No eran los Pedrosos ningunos pataepuercos. Ese apellido se mezclaba con la crema y nata de la aristocracia cubana: los Peñalver, los Zayas Bazán, los Calvo de la Puerta. Había entre ellos marqueses y condes, comendadores de la Orden de Isabel la Católica, caballeros de Santiago y de Calatrava, y hasta algún gentilhombre de cámara de su majestad, en ejercicio.

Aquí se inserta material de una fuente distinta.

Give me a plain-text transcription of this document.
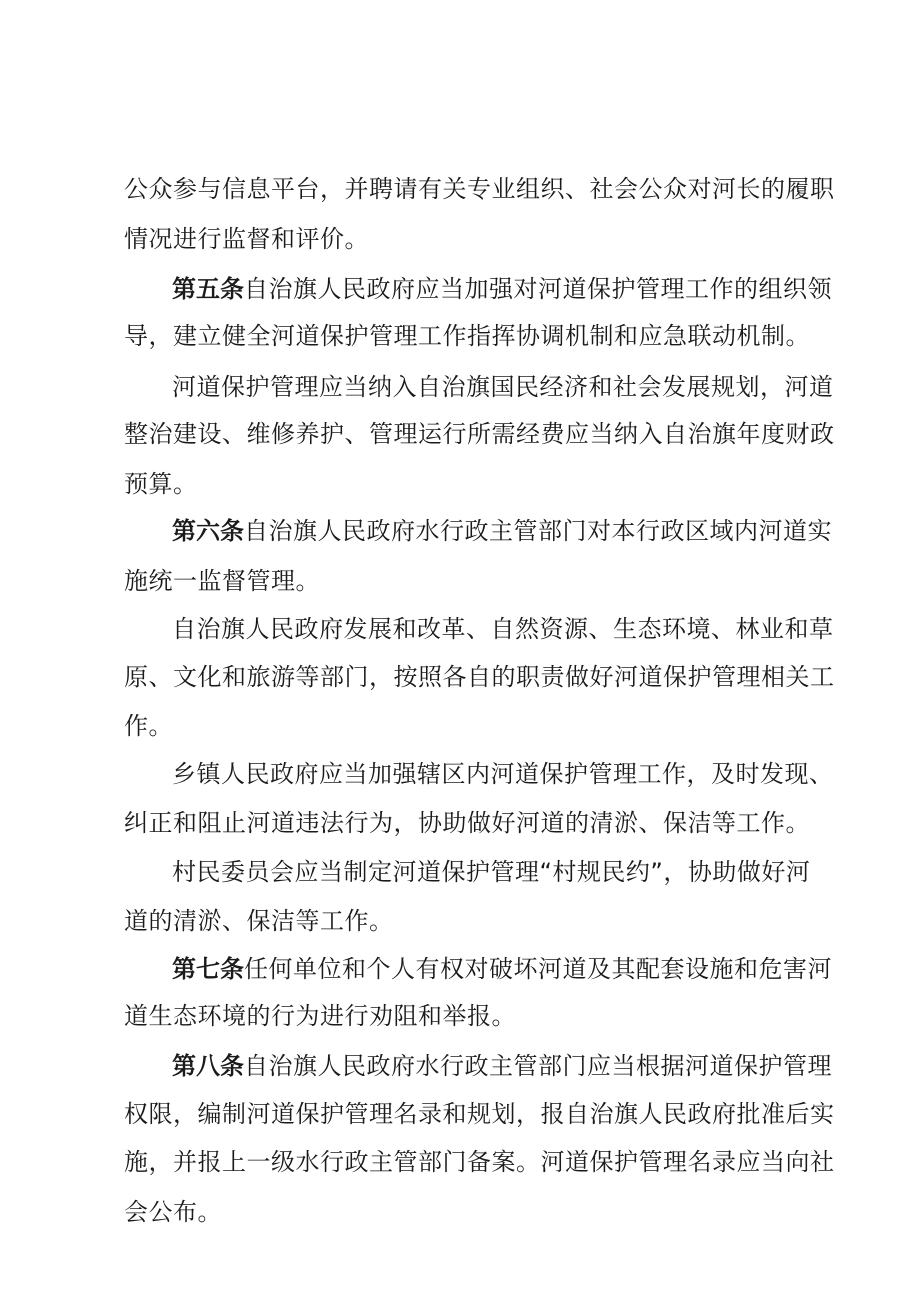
公众参与信息平台，并聘请有关专业组织、社会公众对河长的履职
情况进行监督和评价。
第五条自治旗人民政府应当加强对河道保护管理工作的组织领
导，建立健全河道保护管理工作指挥协调机制和应急联动机制。
河道保护管理应当纳入自治旗国民经济和社会发展规划，河道
整治建设、维修养护、管理运行所需经费应当纳入自治旗年度财政
预算。
第六条自治旗人民政府水行政主管部门对本行政区域内河道实
施统一监督管理。
自治旗人民政府发展和改革、自然资源、生态环境、林业和草
原、文化和旅游等部门，按照各自的职责做好河道保护管理相关工
作。
乡镇人民政府应当加强辖区内河道保护管理工作，及时发现、
纠正和阻止河道违法行为，协助做好河道的清淤、保洁等工作。
村民委员会应当制定河道保护管理“村规民约”，协助做好河
道的清淤、保洁等工作。
第七条任何单位和个人有权对破坏河道及其配套设施和危害河
道生态环境的行为进行劝阻和举报。
第八条自治旗人民政府水行政主管部门应当根据河道保护管理
权限，编制河道保护管理名录和规划，报自治旗人民政府批准后实
施，并报上一级水行政主管部门备案。河道保护管理名录应当向社
会公布。
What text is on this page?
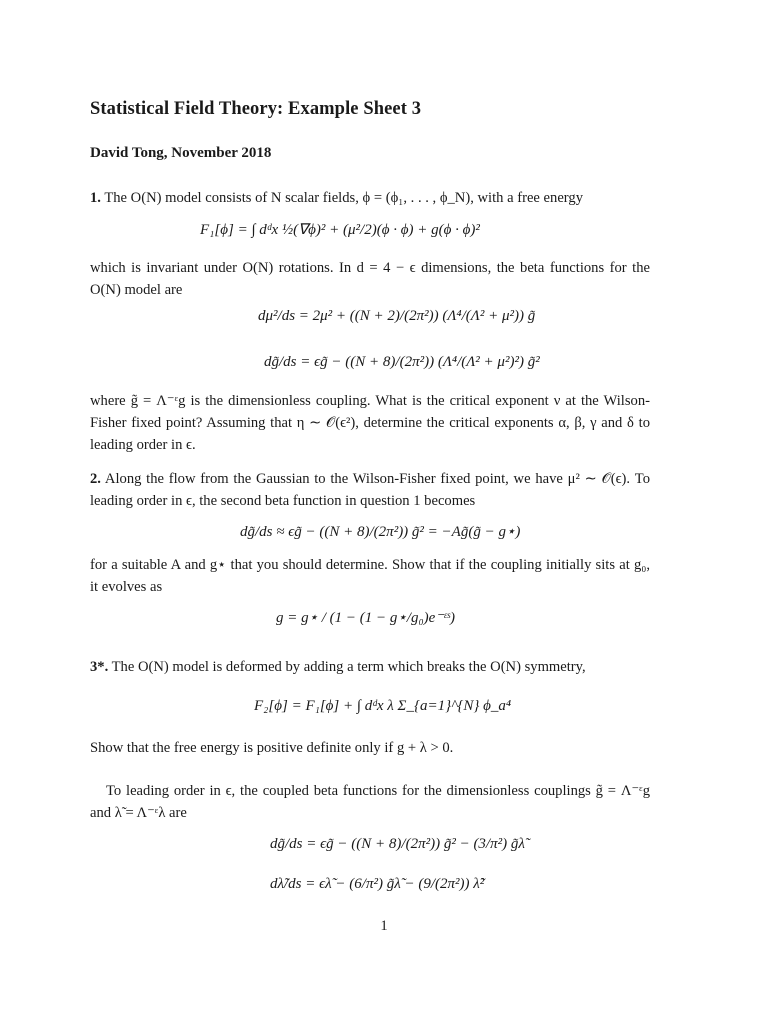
Statistical Field Theory: Example Sheet 3
David Tong, November 2018
1. The O(N) model consists of N scalar fields, ϕ = (ϕ₁, . . . , ϕ_N), with a free energy
F₁[ϕ] = ∫ dᵈx ½(∇ϕ)² + (μ²/2)(ϕ · ϕ) + g(ϕ · ϕ)²
which is invariant under O(N) rotations. In d = 4 − ϵ dimensions, the beta functions for the O(N) model are
dμ²/ds = 2μ² + ((N + 2)/(2π²)) (Λ⁴/(Λ² + μ²)) g̃
dg̃/ds = ϵg̃ − ((N + 8)/(2π²)) (Λ⁴/(Λ² + μ²)²) g̃²
where g̃ = Λ⁻ᵋg is the dimensionless coupling. What is the critical exponent ν at the Wilson-Fisher fixed point? Assuming that η ∼ 𝒪(ϵ²), determine the critical exponents α, β, γ and δ to leading order in ϵ.
2. Along the flow from the Gaussian to the Wilson-Fisher fixed point, we have μ² ∼ 𝒪(ϵ). To leading order in ϵ, the second beta function in question 1 becomes
dg̃/ds ≈ ϵg̃ − ((N + 8)/(2π²)) g̃² = −Ag̃(g̃ − g⋆)
for a suitable A and g⋆ that you should determine. Show that if the coupling initially sits at g₀, it evolves as
g = g⋆ / (1 − (1 − g⋆/g₀)e⁻ᵋˢ)
3*. The O(N) model is deformed by adding a term which breaks the O(N) symmetry,
F₂[ϕ] = F₁[ϕ] + ∫ dᵈx λ Σ_{a=1}^{N} ϕ_a⁴
Show that the free energy is positive definite only if g + λ > 0.
To leading order in ϵ, the coupled beta functions for the dimensionless couplings g̃ = Λ⁻ᵋg and λ̃ = Λ⁻ᵋλ are
dg̃/ds = ϵg̃ − ((N + 8)/(2π²)) g̃² − (3/π²) g̃λ̃
dλ̃/ds = ϵλ̃ − (6/π²) g̃λ̃ − (9/(2π²)) λ̃²
1
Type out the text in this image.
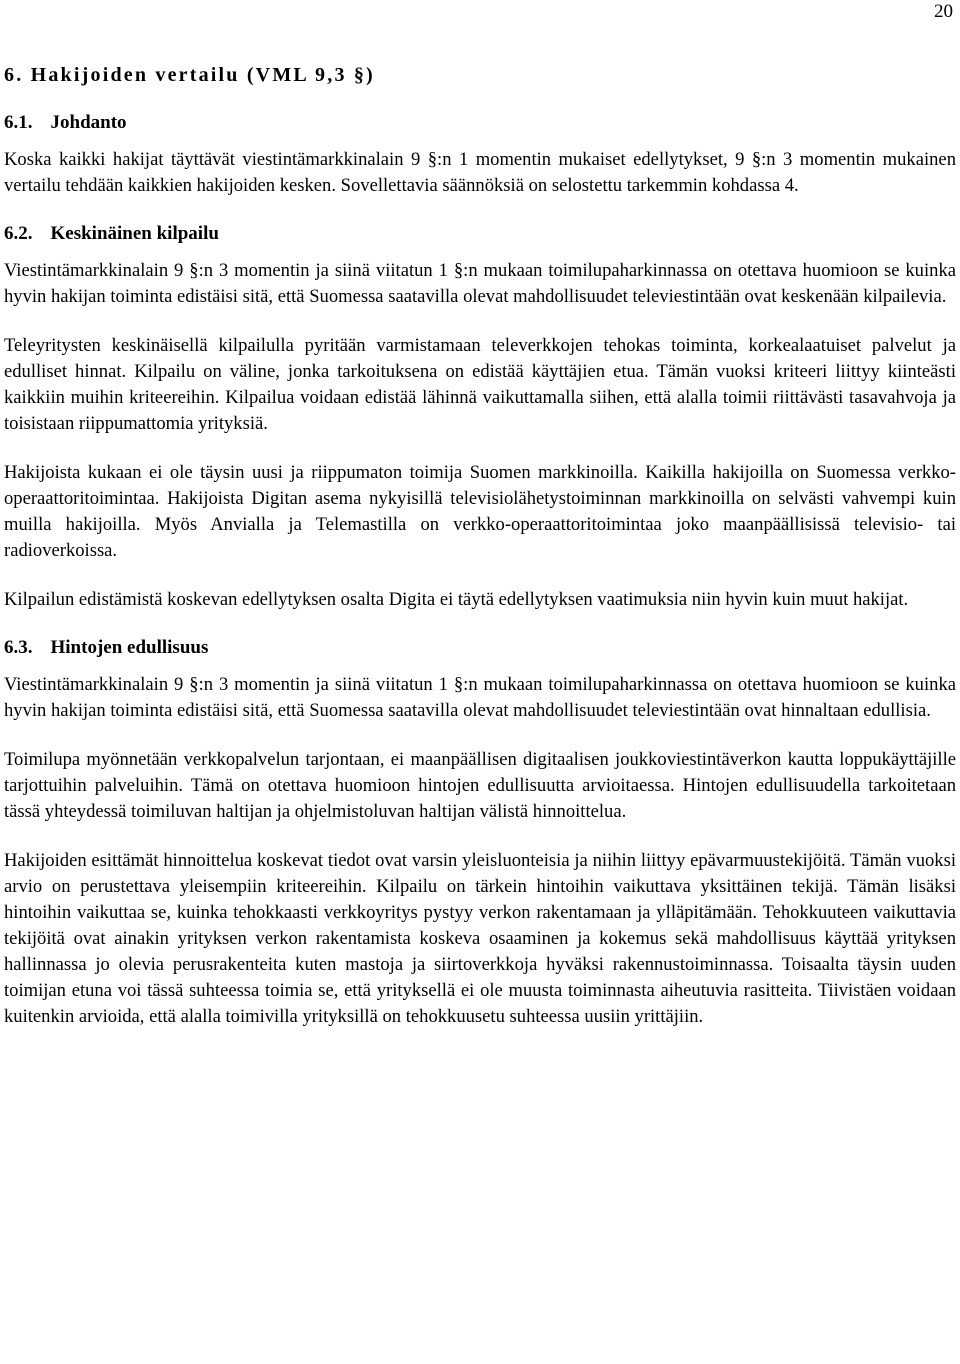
20
6. Hakijoiden vertailu (VML 9,3 §)
6.1. Johdanto

Koska kaikki hakijat täyttävät viestintämarkkinalain 9 §:n 1 momentin mukaiset edellytykset, 9 §:n 3 momentin mukainen vertailu tehdään kaikkien hakijoiden kesken. Sovellettavia säännöksiä on selostettu tarkemmin kohdassa 4.

6.2. Keskinäinen kilpailu

Viestintämarkkinalain 9 §:n 3 momentin ja siinä viitatun 1 §:n mukaan toimilupaharkinnassa on otettava huomioon se kuinka hyvin hakijan toiminta edistäisi sitä, että Suomessa saatavilla olevat mahdollisuudet televiestintään ovat keskenään kilpailevia.

Teleyritysten keskinäisellä kilpailulla pyritään varmistamaan televerkkojen tehokas toiminta, korkealaatuiset palvelut ja edulliset hinnat. Kilpailu on väline, jonka tarkoituksena on edistää käyttäjien etua. Tämän vuoksi kriteeri liittyy kiinteästi kaikkiin muihin kriteereihin. Kilpailua voidaan edistää lähinnä vaikuttamalla siihen, että alalla toimii riittävästi tasavahvoja ja toisistaan riippumattomia yrityksiä.

Hakijoista kukaan ei ole täysin uusi ja riippumaton toimija Suomen markkinoilla. Kaikilla hakijoilla on Suomessa verkko-operaattoritoimintaa. Hakijoista Digitan asema nykyisillä televisiolähetystoiminnan markkinoilla on selvästi vahvempi kuin muilla hakijoilla. Myös Anvialla ja Telemastilla on verkko-operaattoritoimintaa joko maanpäällisissä televisio- tai radioverkoissa.

Kilpailun edistämistä koskevan edellytyksen osalta Digita ei täytä edellytyksen vaatimuksia niin hyvin kuin muut hakijat.

6.3. Hintojen edullisuus

Viestintämarkkinalain 9 §:n 3 momentin ja siinä viitatun 1 §:n mukaan toimilupaharkinnassa on otettava huomioon se kuinka hyvin hakijan toiminta edistäisi sitä, että Suomessa saatavilla olevat mahdollisuudet televiestintään ovat hinnaltaan edullisia.

Toimilupa myönnetään verkkopalvelun tarjontaan, ei maanpäällisen digitaalisen joukkoviestintäverkon kautta loppukäyttäjille tarjottuihin palveluihin. Tämä on otettava huomioon hintojen edullisuutta arvioitaessa. Hintojen edullisuudella tarkoitetaan tässä yhteydessä toimiluvan haltijan ja ohjelmistoluvan haltijan välistä hinnoittelua.

Hakijoiden esittämät hinnoittelua koskevat tiedot ovat varsin yleisluonteisia ja niihin liittyy epävarmuustekijöitä. Tämän vuoksi arvio on perustettava yleisempiin kriteereihin. Kilpailu on tärkein hintoihin vaikuttava yksittäinen tekijä. Tämän lisäksi hintoihin vaikuttaa se, kuinka tehokkaasti verkkoyritys pystyy verkon rakentamaan ja ylläpitämään. Tehokkuuteen vaikuttavia tekijöitä ovat ainakin yrityksen verkon rakentamista koskeva osaaminen ja kokemus sekä mahdollisuus käyttää yrityksen hallinnassa jo olevia perusrakenteita kuten mastoja ja siirtoverkkoja hyväksi rakennustoiminnassa. Toisaalta täysin uuden toimijan etuna voi tässä suhteessa toimia se, että yrityksellä ei ole muusta toiminnasta aiheutuvia rasitteita. Tiivistäen voidaan kuitenkin arvioida, että alalla toimivilla yrityksillä on tehokkuusetu suhteessa uusiin yrittäjiin.
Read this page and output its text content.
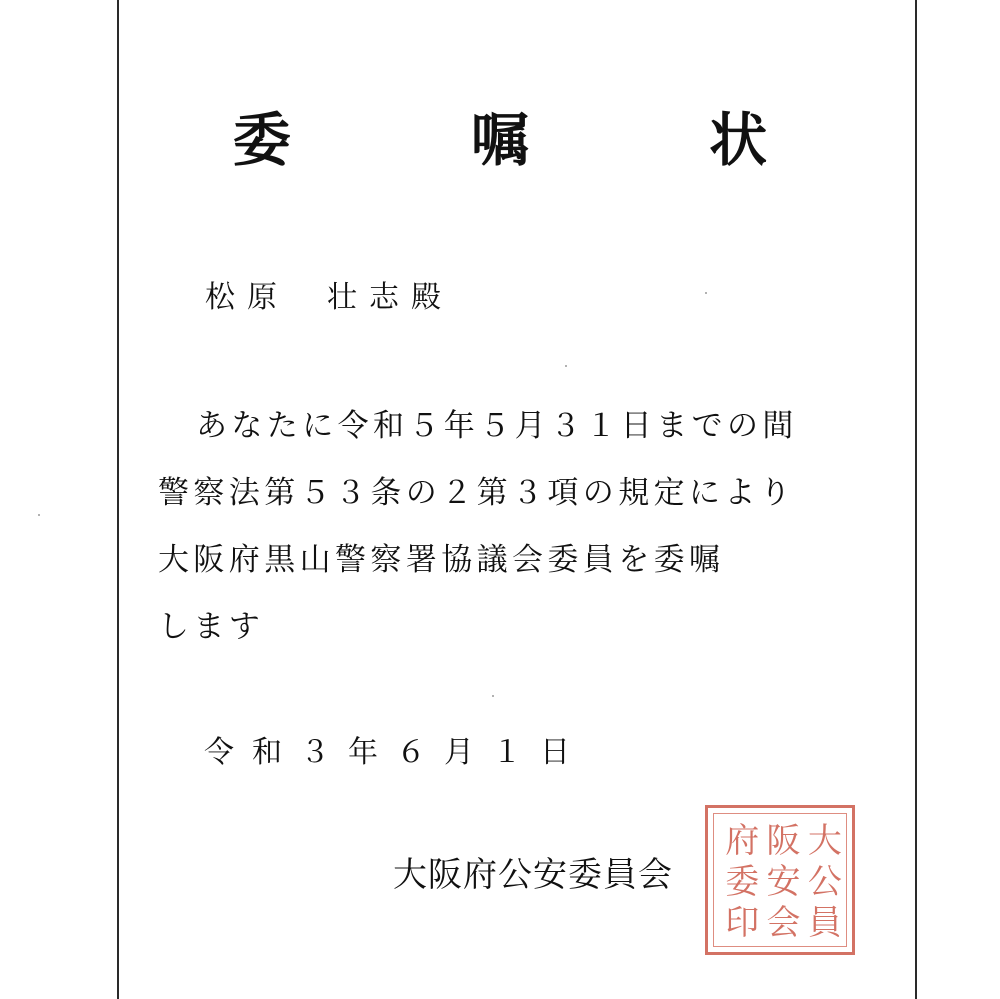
委 嘱 状
松原 壮志殿
あなたに令和５年５月３１日までの間
警察法第５３条の２第３項の規定により
大阪府黒山警察署協議会委員を委嘱
します
令和３年６月１日
大阪府公安委員会
大
阪
府
公
安
委
員
会
印
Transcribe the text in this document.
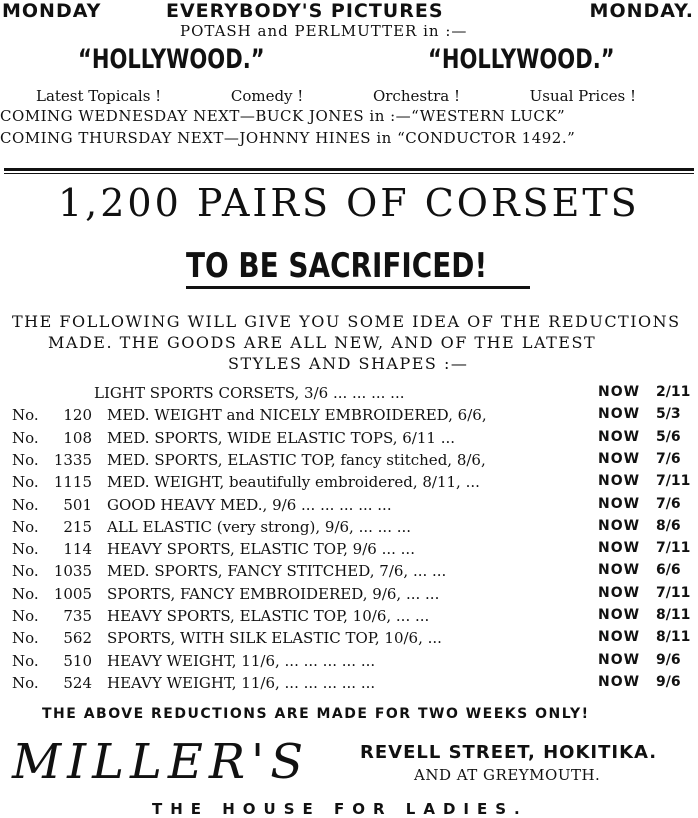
MONDAY	EVERYBODY'S PICTURES	MONDAY.
POTASH and PERLMUTTER in :—
“HOLLYWOOD.”	“HOLLYWOOD.”
Latest Topicals !	Comedy !	Orchestra !	Usual Prices !
COMING WEDNESDAY NEXT—BUCK JONES in :—“WESTERN LUCK”
COMING THURSDAY NEXT—JOHNNY HINES in “CONDUCTOR 1492.”
1,200 PAIRS OF CORSETS
TO BE SACRIFICED!
THE FOLLOWING WILL GIVE YOU SOME IDEA OF THE REDUCTIONS
MADE. THE GOODS ARE ALL NEW, AND OF THE LATEST
STYLES AND SHAPES :—
LIGHT SPORTS CORSETS, 3/6 ... ... ... ...	NOW 2/11
No.	120 MED. WEIGHT and NICELY EMBROIDERED, 6/6,	NOW 5/3
No.	108 MED. SPORTS, WIDE ELASTIC TOPS, 6/11 ...	NOW 5/6
No.	1335 MED. SPORTS, ELASTIC TOP, fancy stitched, 8/6,	NOW 7/6
No.	1115 MED. WEIGHT, beautifully embroidered, 8/11, ...	NOW 7/11
No.	501 GOOD HEAVY MED., 9/6 ... ... ... ... ...	NOW 7/6
No.	215 ALL ELASTIC (very strong), 9/6, ... ... ...	NOW 8/6
No.	114 HEAVY SPORTS, ELASTIC TOP, 9/6 ... ...	NOW 7/11
No.	1035 MED. SPORTS, FANCY STITCHED, 7/6, ... ...	NOW 6/6
No.	1005 SPORTS, FANCY EMBROIDERED, 9/6, ... ...	NOW 7/11
No.	735 HEAVY SPORTS, ELASTIC TOP, 10/6, ... ...	NOW 8/11
No.	562 SPORTS, WITH SILK ELASTIC TOP, 10/6, ...	NOW 8/11
No.	510 HEAVY WEIGHT, 11/6, ... ... ... ... ...	NOW 9/6
No.	524 HEAVY WEIGHT, 11/6, ... ... ... ... ...	NOW 9/6
THE ABOVE REDUCTIONS ARE MADE FOR TWO WEEKS ONLY!
MILLER'S	REVELL STREET, HOKITIKA.
AND AT GREYMOUTH.
THE HOUSE FOR LADIES.
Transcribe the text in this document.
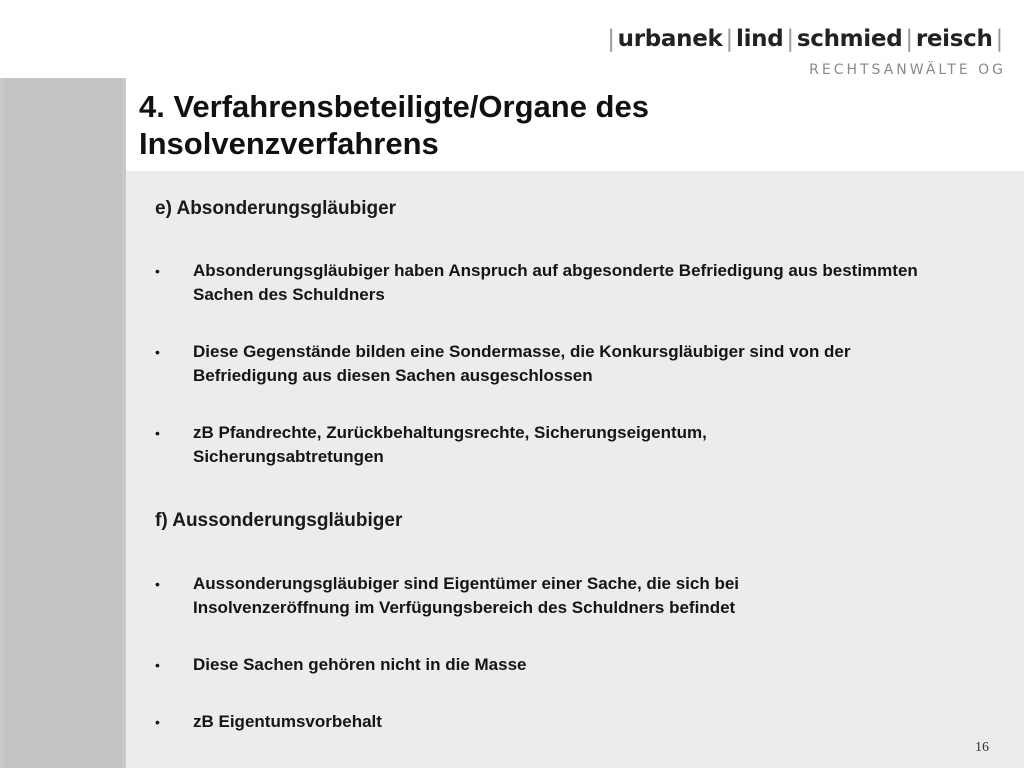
| urbanek | lind | schmied | reisch |
RECHTSANWÄLTE OG
4. Verfahrensbeteiligte/Organe des Insolvenzverfahrens
e) Absonderungsgläubiger
•	Absonderungsgläubiger haben Anspruch auf abgesonderte Befriedigung aus bestimmten Sachen des Schuldners
•	Diese Gegenstände bilden eine Sondermasse, die Konkursgläubiger sind von der Befriedigung aus diesen Sachen ausgeschlossen
•	zB Pfandrechte, Zurückbehaltungsrechte, Sicherungseigentum, Sicherungsabtretungen
f) Aussonderungsgläubiger
•	Aussonderungsgläubiger sind Eigentümer einer Sache, die sich bei Insolvenzeröffnung im Verfügungsbereich des Schuldners befindet
•	Diese Sachen gehören nicht in die Masse
•	zB Eigentumsvorbehalt
16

Y cuenta la investigadora Berta Caballero que el encumbrado Francisco Pedroso y Pedroso se casó con la parda Agustina Mauri, manejadora de la casa. De ella recibiría una copiosa prole de seis mulaticos, para hacer bueno el refrán según el cual “aquí el que no tiene de congo, tiene de carabalí”, o “el que no tiene de dinga, tiene de mandinga”.
El escándalo ocurrió a finales del siglo XIX. La familia enterró en vida a quien había roto las reglas del juego, y con una tapia dividió definitivamente la casa del clan, en la habanera intersección de Cuba y Empedrado.
Y me cuentan que hasta bien entrado el siglo XX, los transeúntes señalaban al inmueble como “la casa del Pedroso que se casó con una prieta”.